Syndrome si presenta come un gioco action con componenti survival horror. L’elemento prettamente survival non è da sottovalutare, visto che in tutte le fasi di gameplay avremo a disposizione kit medici, munizioni e altre risorse in quantità ridottissime, e sarà nostra premura cercare di utilizzarle nel miglior modo possibile. Per illuminare le stanze o i corridoi più bui avremo a disposizione una torcia elettrica a batterie, e anche l’utilizzo di quest’ultima avrà bisogno di essere centellinato, visto che di zone molto oscure ce ne saranno a bizzeffe. Durante l’avventura sarà inoltre molto facile rimetterci le penne, sia per mano delle creature che ci tormenteranno, sia a causa di elementi ambientali come i gas nocivi o i cavi elettrici scoperti, che spesso si riveleranno fatali.
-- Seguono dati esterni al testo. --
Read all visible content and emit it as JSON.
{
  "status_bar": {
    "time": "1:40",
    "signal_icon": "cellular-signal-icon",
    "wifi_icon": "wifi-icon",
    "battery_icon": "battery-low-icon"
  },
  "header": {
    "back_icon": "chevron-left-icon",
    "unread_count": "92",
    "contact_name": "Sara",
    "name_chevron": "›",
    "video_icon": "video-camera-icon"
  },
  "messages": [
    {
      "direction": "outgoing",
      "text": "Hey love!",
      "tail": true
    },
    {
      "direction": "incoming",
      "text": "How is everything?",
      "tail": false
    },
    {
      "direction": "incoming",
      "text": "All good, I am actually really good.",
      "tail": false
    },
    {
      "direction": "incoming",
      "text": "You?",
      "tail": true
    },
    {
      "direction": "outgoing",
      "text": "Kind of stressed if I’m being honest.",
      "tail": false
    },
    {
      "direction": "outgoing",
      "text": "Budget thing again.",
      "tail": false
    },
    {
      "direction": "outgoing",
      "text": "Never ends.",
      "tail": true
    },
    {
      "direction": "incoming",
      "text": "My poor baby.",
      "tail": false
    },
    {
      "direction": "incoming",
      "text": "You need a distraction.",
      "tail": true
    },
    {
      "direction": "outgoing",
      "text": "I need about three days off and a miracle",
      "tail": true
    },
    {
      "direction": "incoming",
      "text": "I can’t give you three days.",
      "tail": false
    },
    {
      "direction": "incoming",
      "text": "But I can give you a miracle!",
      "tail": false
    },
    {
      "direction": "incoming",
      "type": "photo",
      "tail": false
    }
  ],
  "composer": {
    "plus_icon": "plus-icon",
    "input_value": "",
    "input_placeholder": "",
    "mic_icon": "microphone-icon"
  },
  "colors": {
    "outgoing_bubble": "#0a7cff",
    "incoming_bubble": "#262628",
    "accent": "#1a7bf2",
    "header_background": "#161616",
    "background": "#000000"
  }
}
Insomma, sarà obbligatorio tenere entrambi gli occhi aperti ed anche di più, per evitare fastidiosissimi e continui game over. Ad offrire maggiore profondità all’elemento survival ci sarà anche la mancanza totale di puntatori o aiuti che ci mostrino la strada da seguire. Dovremo infatti fare affidamento solo sul nostro senso dell’orientamento e sulla mappa dei vari ponti della nave, otto in tutto, con sopra segnata la nostra posizione del momento. Considerando come il backtracking sia una componente onnipresente in Syndrome, con un ruolo fondamentale nello svolgimento delle missioni, in tempi relativamente brevi conosceremo a memoria molti luoghi della nave, anche se questi spesso “muteranno” a causa della presenza di una o più nuove minacce, costringendoci a trovare nuove scorciatoie o ad ingegnarci per distrarre i nemici e attrarli lontano.

Fortunatamente – si fa per dire – l’IA dei nostri aguzzini risulta particolarmente scarsa, ma non si tratta certo di una novità nel panorama indie horror. Lo stile di combattimento è alquanto legnoso (non volutamente, si intende) e agli inizi ci vorrà del tempo per imparare a gestire al meglio l’arma da mischia che impugneremo. D’altra parte, però, il pattern di movimento dei nemici più comuni sarà facile da imparare e, con un po’ di pazienza, potremo anche permetterci l’azzardo di uno scontro (kit medici alla mano, ovviamente) per eliminarli definitivamente. Se l’elemento survival è apprezzabile, tutto ciò che ruota intorno alle sfide coi nemici risulta invece frustrante e gestito in maniera approssimativa: l’accento fin troppo marcato sulle dinamiche “trial and error” uccide – di fatto – l’immersione, e dopo un po’ tensione e ansia andranno significativamente scemando. Anche l’eccessiva disgiunzione tra le fasi di sola esplorazione e quelle con la presenza di creature da evitare\affrontare aumenta questo “distacco” emotivo del giocatore, mentre la qualità generale della narrazione fatica a riconquistare il suo interesse e, di conseguenza, a riattivare il coinvolgimento.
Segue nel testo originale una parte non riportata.